Él dio otro paso, acorralándome contra la puerta, manos a ambos lados de mi cabeza, tan cerca que sentí su aliento y su erección rozándome el vientre a través del pantalón.
— ¿Harta? ¿Tú? Tú eres la que sale con ese hijo de puta de Julián, la que lo besa delante de mí, la que se pone ese vestido rojo para joderme la cabeza. ¿Quieres que te rompa? Pídemelo bonito, Alice. Pídemelo de rodillas y quizás te dé lo que tanto provocas.
Tragué saliva, temblando, pero el orgullo malcriado me ganó.
— ¿De rodillas? ¿Yo? Sigue soñando, soldado. Tú eres el que se muere por tenerme. El que se pajea pensando en mí cada noche mientras yo me dejo tocar por otro.
Él soltó una risa oscura, baja, que me vibró en todo el cuerpo.

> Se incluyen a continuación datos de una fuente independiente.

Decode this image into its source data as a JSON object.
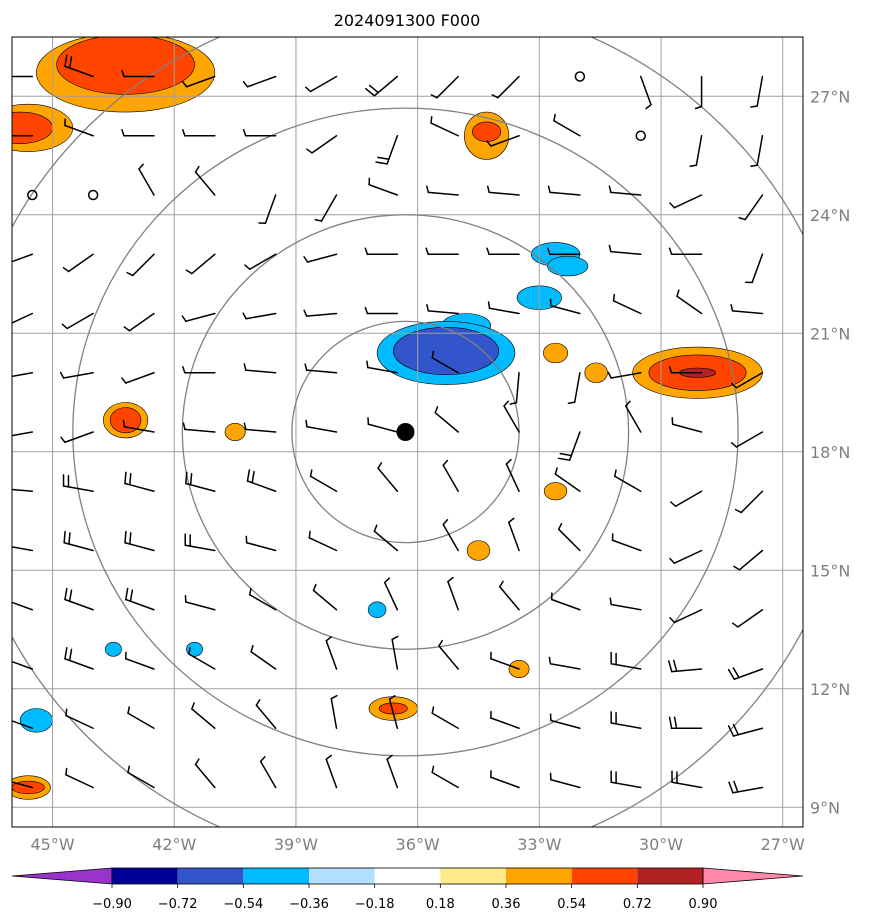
{
  "title": "2024091300 F000",
  "map": {
    "lon_range": [
      -46,
      -26.5
    ],
    "lat_range": [
      8.5,
      28.5
    ],
    "lon_ticks": [
      -45,
      -42,
      -39,
      -36,
      -33,
      -30,
      -27
    ],
    "lon_labels": [
      "45°W",
      "42°W",
      "39°W",
      "36°W",
      "33°W",
      "30°W",
      "27°W"
    ],
    "lat_ticks": [
      9,
      12,
      15,
      18,
      21,
      24,
      27
    ],
    "lat_labels": [
      "9°N",
      "12°N",
      "15°N",
      "18°N",
      "21°N",
      "24°N",
      "27°N"
    ],
    "gridline_color": "#a0a0a0",
    "ring_color": "#808080",
    "center": {
      "lon": -36.3,
      "lat": 18.5
    },
    "rings_deg": [
      2.8,
      5.5,
      8.2,
      11.0
    ]
  },
  "colorbar": {
    "colors": [
      "#9933cc",
      "#000099",
      "#3355cc",
      "#00bbff",
      "#b3e0ff",
      "#ffffff",
      "#ffeb8a",
      "#ffa500",
      "#ff4400",
      "#b22222",
      "#ff88aa"
    ],
    "tick_labels": [
      "−0.90",
      "−0.72",
      "−0.54",
      "−0.36",
      "−0.18",
      "0.18",
      "0.36",
      "0.54",
      "0.72",
      "0.90"
    ]
  },
  "shaded_areas": [
    {
      "lon": -43.2,
      "lat": 27.6,
      "rx": 2.2,
      "ry": 1.0,
      "level": 0.36
    },
    {
      "lon": -43.2,
      "lat": 27.8,
      "rx": 1.7,
      "ry": 0.75,
      "level": 0.54
    },
    {
      "lon": -45.6,
      "lat": 26.2,
      "rx": 1.1,
      "ry": 0.6,
      "level": 0.36
    },
    {
      "lon": -45.8,
      "lat": 26.2,
      "rx": 0.8,
      "ry": 0.4,
      "level": 0.54
    },
    {
      "lon": -34.3,
      "lat": 26.0,
      "rx": 0.55,
      "ry": 0.6,
      "level": 0.36
    },
    {
      "lon": -34.3,
      "lat": 26.1,
      "rx": 0.35,
      "ry": 0.25,
      "level": 0.54
    },
    {
      "lon": -32.6,
      "lat": 23.0,
      "rx": 0.6,
      "ry": 0.3,
      "level": -0.36
    },
    {
      "lon": -32.3,
      "lat": 22.7,
      "rx": 0.5,
      "ry": 0.25,
      "level": -0.36
    },
    {
      "lon": -33.0,
      "lat": 21.9,
      "rx": 0.55,
      "ry": 0.3,
      "level": -0.36
    },
    {
      "lon": -34.8,
      "lat": 21.2,
      "rx": 0.6,
      "ry": 0.3,
      "level": -0.36
    },
    {
      "lon": -35.3,
      "lat": 20.5,
      "rx": 1.7,
      "ry": 0.8,
      "level": -0.36
    },
    {
      "lon": -35.3,
      "lat": 20.55,
      "rx": 1.3,
      "ry": 0.6,
      "level": -0.54
    },
    {
      "lon": -29.1,
      "lat": 20.0,
      "rx": 1.6,
      "ry": 0.65,
      "level": 0.36
    },
    {
      "lon": -29.1,
      "lat": 20.0,
      "rx": 1.2,
      "ry": 0.45,
      "level": 0.54
    },
    {
      "lon": -29.1,
      "lat": 20.0,
      "rx": 0.45,
      "ry": 0.12,
      "level": 0.72
    },
    {
      "lon": -32.6,
      "lat": 20.5,
      "rx": 0.3,
      "ry": 0.25,
      "level": 0.36
    },
    {
      "lon": -31.6,
      "lat": 20.0,
      "rx": 0.28,
      "ry": 0.25,
      "level": 0.36
    },
    {
      "lon": -43.2,
      "lat": 18.8,
      "rx": 0.55,
      "ry": 0.45,
      "level": 0.36
    },
    {
      "lon": -43.2,
      "lat": 18.8,
      "rx": 0.38,
      "ry": 0.32,
      "level": 0.54
    },
    {
      "lon": -40.5,
      "lat": 18.5,
      "rx": 0.25,
      "ry": 0.22,
      "level": 0.36
    },
    {
      "lon": -32.6,
      "lat": 17.0,
      "rx": 0.28,
      "ry": 0.22,
      "level": 0.36
    },
    {
      "lon": -34.5,
      "lat": 15.5,
      "rx": 0.28,
      "ry": 0.25,
      "level": 0.36
    },
    {
      "lon": -37.0,
      "lat": 14.0,
      "rx": 0.22,
      "ry": 0.2,
      "level": -0.36
    },
    {
      "lon": -43.5,
      "lat": 13.0,
      "rx": 0.2,
      "ry": 0.18,
      "level": -0.36
    },
    {
      "lon": -41.5,
      "lat": 13.0,
      "rx": 0.2,
      "ry": 0.18,
      "level": -0.36
    },
    {
      "lon": -33.5,
      "lat": 12.5,
      "rx": 0.25,
      "ry": 0.22,
      "level": 0.36
    },
    {
      "lon": -45.4,
      "lat": 11.2,
      "rx": 0.4,
      "ry": 0.3,
      "level": -0.36
    },
    {
      "lon": -36.6,
      "lat": 11.5,
      "rx": 0.6,
      "ry": 0.3,
      "level": 0.36
    },
    {
      "lon": -36.6,
      "lat": 11.5,
      "rx": 0.35,
      "ry": 0.14,
      "level": 0.54
    },
    {
      "lon": -45.6,
      "lat": 9.5,
      "rx": 0.55,
      "ry": 0.3,
      "level": 0.36
    },
    {
      "lon": -45.6,
      "lat": 9.5,
      "rx": 0.4,
      "ry": 0.16,
      "level": 0.54
    }
  ],
  "barb_grid": {
    "lon_start": -45.5,
    "lon_step": 1.5,
    "cols": 13,
    "lat_start": 27.5,
    "lat_step": -1.5,
    "rows": 13
  },
  "barb_rows": [
    [
      [
        270,
        5
      ],
      [
        290,
        10
      ],
      [
        270,
        5
      ],
      [
        250,
        5
      ],
      [
        250,
        5
      ],
      [
        240,
        5
      ],
      [
        230,
        10
      ],
      [
        225,
        5
      ],
      [
        225,
        5
      ],
      [
        0,
        0
      ],
      [
        160,
        5
      ],
      [
        180,
        5
      ],
      [
        190,
        5
      ]
    ],
    [
      [
        270,
        5
      ],
      [
        290,
        5
      ],
      [
        270,
        5
      ],
      [
        270,
        5
      ],
      [
        270,
        5
      ],
      [
        235,
        5
      ],
      [
        200,
        10
      ],
      [
        295,
        5
      ],
      [
        250,
        5
      ],
      [
        300,
        5
      ],
      [
        0,
        0
      ],
      [
        190,
        5
      ],
      [
        190,
        5
      ]
    ],
    [
      [
        0,
        0
      ],
      [
        0,
        0
      ],
      [
        330,
        5
      ],
      [
        320,
        5
      ],
      [
        200,
        5
      ],
      [
        210,
        5
      ],
      [
        290,
        5
      ],
      [
        275,
        5
      ],
      [
        275,
        5
      ],
      [
        275,
        5
      ],
      [
        275,
        5
      ],
      [
        245,
        5
      ],
      [
        215,
        5
      ]
    ],
    [
      [
        250,
        5
      ],
      [
        235,
        5
      ],
      [
        225,
        5
      ],
      [
        230,
        5
      ],
      [
        240,
        5
      ],
      [
        255,
        5
      ],
      [
        270,
        5
      ],
      [
        270,
        5
      ],
      [
        270,
        5
      ],
      [
        270,
        5
      ],
      [
        275,
        5
      ],
      [
        270,
        5
      ],
      [
        200,
        5
      ]
    ],
    [
      [
        245,
        5
      ],
      [
        240,
        5
      ],
      [
        235,
        5
      ],
      [
        255,
        5
      ],
      [
        260,
        5
      ],
      [
        265,
        5
      ],
      [
        270,
        5
      ],
      [
        275,
        5
      ],
      [
        280,
        5
      ],
      [
        285,
        5
      ],
      [
        295,
        5
      ],
      [
        305,
        5
      ],
      [
        275,
        5
      ]
    ],
    [
      [
        260,
        5
      ],
      [
        260,
        5
      ],
      [
        250,
        5
      ],
      [
        270,
        5
      ],
      [
        275,
        5
      ],
      [
        275,
        5
      ],
      [
        280,
        5
      ],
      [
        300,
        5
      ],
      [
        185,
        5
      ],
      [
        190,
        5
      ],
      [
        260,
        5
      ],
      [
        270,
        5
      ],
      [
        240,
        5
      ]
    ],
    [
      [
        260,
        5
      ],
      [
        250,
        5
      ],
      [
        280,
        5
      ],
      [
        275,
        5
      ],
      [
        275,
        5
      ],
      [
        280,
        5
      ],
      [
        285,
        5
      ],
      [
        310,
        5
      ],
      [
        330,
        5
      ],
      [
        200,
        10
      ],
      [
        330,
        5
      ],
      [
        285,
        5
      ],
      [
        240,
        5
      ]
    ],
    [
      [
        275,
        10
      ],
      [
        280,
        10
      ],
      [
        285,
        10
      ],
      [
        285,
        10
      ],
      [
        290,
        10
      ],
      [
        300,
        5
      ],
      [
        320,
        5
      ],
      [
        330,
        5
      ],
      [
        335,
        5
      ],
      [
        305,
        5
      ],
      [
        300,
        5
      ],
      [
        240,
        5
      ],
      [
        225,
        5
      ]
    ],
    [
      [
        280,
        10
      ],
      [
        285,
        10
      ],
      [
        285,
        10
      ],
      [
        280,
        10
      ],
      [
        285,
        5
      ],
      [
        295,
        5
      ],
      [
        310,
        5
      ],
      [
        330,
        5
      ],
      [
        340,
        5
      ],
      [
        315,
        5
      ],
      [
        290,
        5
      ],
      [
        245,
        5
      ],
      [
        230,
        5
      ]
    ],
    [
      [
        290,
        10
      ],
      [
        290,
        10
      ],
      [
        290,
        10
      ],
      [
        285,
        5
      ],
      [
        300,
        5
      ],
      [
        310,
        5
      ],
      [
        335,
        5
      ],
      [
        340,
        5
      ],
      [
        320,
        5
      ],
      [
        290,
        5
      ],
      [
        280,
        5
      ],
      [
        245,
        5
      ],
      [
        235,
        5
      ]
    ],
    [
      [
        290,
        10
      ],
      [
        290,
        10
      ],
      [
        290,
        5
      ],
      [
        300,
        5
      ],
      [
        305,
        5
      ],
      [
        340,
        5
      ],
      [
        350,
        5
      ],
      [
        320,
        5
      ],
      [
        290,
        5
      ],
      [
        280,
        5
      ],
      [
        280,
        10
      ],
      [
        265,
        10
      ],
      [
        250,
        10
      ]
    ],
    [
      [
        290,
        10
      ],
      [
        295,
        5
      ],
      [
        300,
        5
      ],
      [
        310,
        5
      ],
      [
        320,
        5
      ],
      [
        350,
        5
      ],
      [
        345,
        5
      ],
      [
        300,
        5
      ],
      [
        290,
        5
      ],
      [
        285,
        5
      ],
      [
        280,
        10
      ],
      [
        270,
        10
      ],
      [
        255,
        10
      ]
    ],
    [
      [
        285,
        10
      ],
      [
        295,
        5
      ],
      [
        300,
        5
      ],
      [
        320,
        5
      ],
      [
        330,
        5
      ],
      [
        340,
        5
      ],
      [
        340,
        5
      ],
      [
        300,
        5
      ],
      [
        290,
        5
      ],
      [
        285,
        5
      ],
      [
        280,
        10
      ],
      [
        280,
        10
      ],
      [
        260,
        10
      ]
    ]
  ]
}
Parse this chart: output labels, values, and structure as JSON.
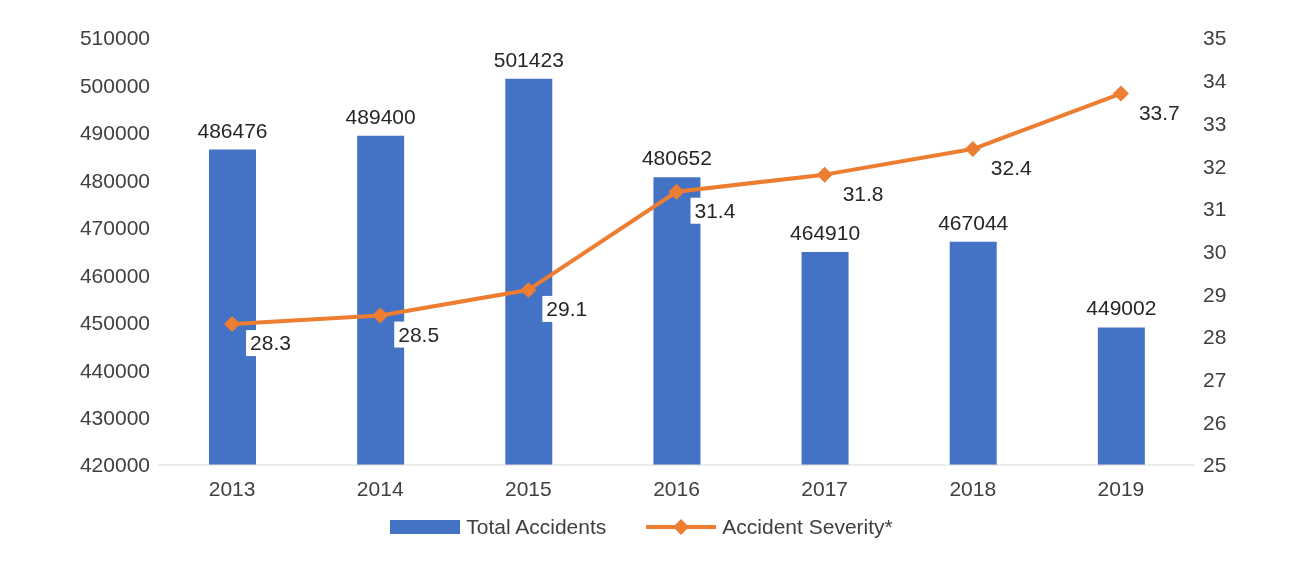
{
  "chart_data": {
    "type": "bar",
    "categories": [
      "2013",
      "2014",
      "2015",
      "2016",
      "2017",
      "2018",
      "2019"
    ],
    "series": [
      {
        "name": "Total Accidents",
        "color": "#4472c4",
        "values": [
          486476,
          489400,
          501423,
          480652,
          464910,
          467044,
          449002
        ]
      },
      {
        "name": "Accident Severity*",
        "type": "line",
        "axis": "y2",
        "color": "#ed7d31",
        "marker": "diamond",
        "values": [
          28.3,
          28.5,
          29.1,
          31.4,
          31.8,
          32.4,
          33.7
        ]
      }
    ],
    "ylim": [
      420000,
      510000
    ],
    "yticks": [
      420000,
      430000,
      440000,
      450000,
      460000,
      470000,
      480000,
      490000,
      500000,
      510000
    ],
    "y2lim": [
      25,
      35
    ],
    "y2ticks": [
      25,
      26,
      27,
      28,
      29,
      30,
      31,
      32,
      33,
      34,
      35
    ],
    "data_labels": true,
    "legend": "bottom",
    "grid": false
  }
}
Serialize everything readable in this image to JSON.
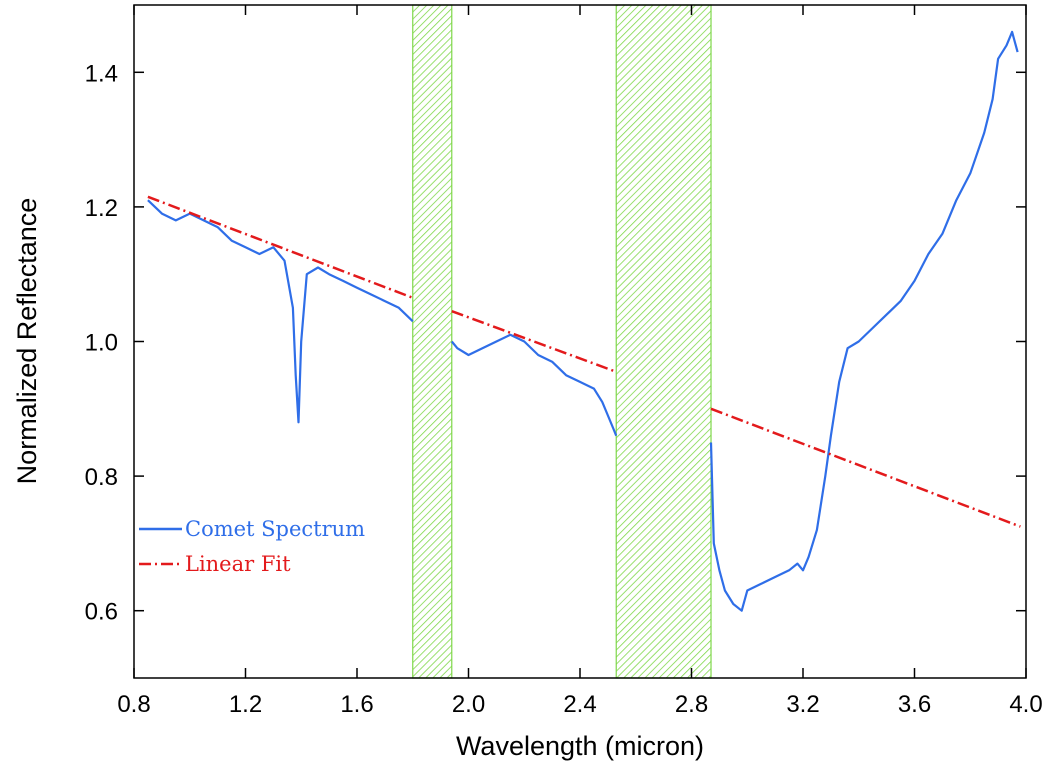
{
  "chart_data": {
    "type": "line",
    "title": "",
    "xlabel": "Wavelength (micron)",
    "ylabel": "Normalized Reflectance",
    "xlim": [
      0.8,
      4.0
    ],
    "ylim": [
      0.5,
      1.5
    ],
    "x_ticks": [
      "0.8",
      "1.2",
      "1.6",
      "2.0",
      "2.4",
      "2.8",
      "3.2",
      "3.6",
      "4.0"
    ],
    "y_ticks": [
      "0.6",
      "0.8",
      "1.0",
      "1.2",
      "1.4"
    ],
    "grid": false,
    "legend_position": "lower-left",
    "shaded_bands": [
      {
        "x_start": 1.8,
        "x_end": 1.94,
        "color": "#7fd84a"
      },
      {
        "x_start": 2.53,
        "x_end": 2.87,
        "color": "#7fd84a"
      }
    ],
    "series": [
      {
        "name": "Comet Spectrum",
        "style": "solid",
        "color": "#2f6ee8",
        "segments": [
          {
            "x": [
              0.85,
              0.9,
              0.95,
              1.0,
              1.05,
              1.1,
              1.15,
              1.2,
              1.25,
              1.3,
              1.34,
              1.37,
              1.38,
              1.39,
              1.4,
              1.42,
              1.46,
              1.5,
              1.55,
              1.6,
              1.65,
              1.7,
              1.75,
              1.8
            ],
            "y": [
              1.21,
              1.19,
              1.18,
              1.19,
              1.18,
              1.17,
              1.15,
              1.14,
              1.13,
              1.14,
              1.12,
              1.05,
              0.95,
              0.88,
              1.0,
              1.1,
              1.11,
              1.1,
              1.09,
              1.08,
              1.07,
              1.06,
              1.05,
              1.03
            ]
          },
          {
            "x": [
              1.94,
              1.96,
              2.0,
              2.05,
              2.1,
              2.15,
              2.2,
              2.25,
              2.3,
              2.35,
              2.4,
              2.45,
              2.48,
              2.5,
              2.52,
              2.53
            ],
            "y": [
              1.0,
              0.99,
              0.98,
              0.99,
              1.0,
              1.01,
              1.0,
              0.98,
              0.97,
              0.95,
              0.94,
              0.93,
              0.91,
              0.89,
              0.87,
              0.86
            ]
          },
          {
            "x": [
              2.87,
              2.88,
              2.9,
              2.92,
              2.95,
              2.98,
              3.0,
              3.05,
              3.1,
              3.15,
              3.18,
              3.2,
              3.22,
              3.25,
              3.28,
              3.3,
              3.33,
              3.36,
              3.4,
              3.45,
              3.5,
              3.55,
              3.6,
              3.65,
              3.7,
              3.75,
              3.8,
              3.85,
              3.88,
              3.9,
              3.93,
              3.95,
              3.97
            ],
            "y": [
              0.85,
              0.7,
              0.66,
              0.63,
              0.61,
              0.6,
              0.63,
              0.64,
              0.65,
              0.66,
              0.67,
              0.66,
              0.68,
              0.72,
              0.8,
              0.86,
              0.94,
              0.99,
              1.0,
              1.02,
              1.04,
              1.06,
              1.09,
              1.13,
              1.16,
              1.21,
              1.25,
              1.31,
              1.36,
              1.42,
              1.44,
              1.46,
              1.43
            ]
          }
        ]
      },
      {
        "name": "Linear Fit",
        "style": "dash-dot",
        "color": "#e31a1c",
        "segments": [
          {
            "x": [
              0.85,
              1.8
            ],
            "y": [
              1.215,
              1.065
            ]
          },
          {
            "x": [
              1.94,
              2.53
            ],
            "y": [
              1.045,
              0.955
            ]
          },
          {
            "x": [
              2.87,
              3.98
            ],
            "y": [
              0.9,
              0.725
            ]
          }
        ]
      }
    ]
  }
}
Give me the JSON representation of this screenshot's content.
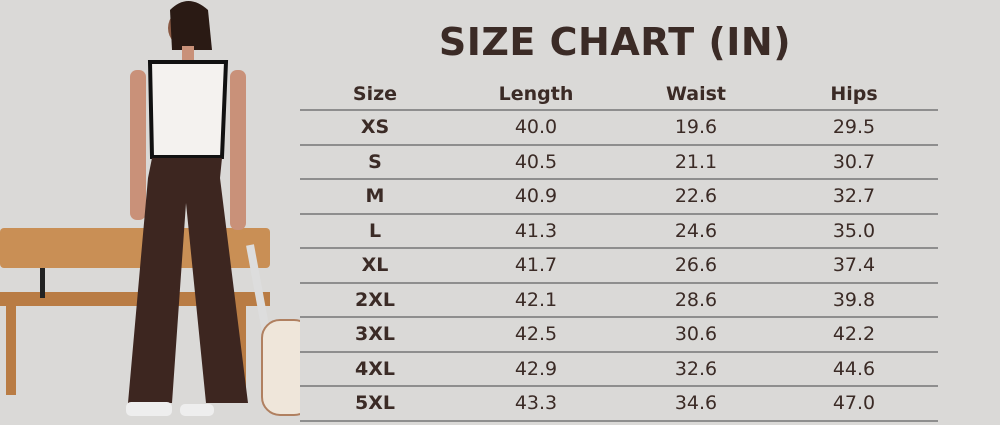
{
  "title": "SIZE CHART (IN)",
  "table": {
    "headers": [
      "Size",
      "Length",
      "Waist",
      "Hips"
    ],
    "rows": [
      [
        "XS",
        "40.0",
        "19.6",
        "29.5"
      ],
      [
        "S",
        "40.5",
        "21.1",
        "30.7"
      ],
      [
        "M",
        "40.9",
        "22.6",
        "32.7"
      ],
      [
        "L",
        "41.3",
        "24.6",
        "35.0"
      ],
      [
        "XL",
        "41.7",
        "26.6",
        "37.4"
      ],
      [
        "2XL",
        "42.1",
        "28.6",
        "39.8"
      ],
      [
        "3XL",
        "42.5",
        "30.6",
        "42.2"
      ],
      [
        "4XL",
        "42.9",
        "32.6",
        "44.6"
      ],
      [
        "5XL",
        "43.3",
        "34.6",
        "47.0"
      ]
    ]
  },
  "colors": {
    "text": "#3b2b26",
    "background": "#dad9d7",
    "pants": "#3d2620",
    "bench": "#c98f55"
  }
}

— ¿Otro? Ese imbécil no te toca ni la mitad de lo que yo podría. Pero si tanto te gusta jugar… juega. Pero cuando me canse de mirar, te agarro, te follo hasta que olvides su nombre y solo sepas gritar el mío.
Y dio un paso atrás, frío de nuevo, abriendo la puerta.
— Buenas noches, Alice.
Me quedé ahí, jadeando, el coño mojado y la cabeza hecha mierda.
— Maldito cabrón… —murmuré, saliendo furiosa.
Pero mientras cerraba la puerta, sonreí.
Porque lo había sentido.
Y mañana iba a empujar más fuerte.
Hasta que se quebrara de una puta vez.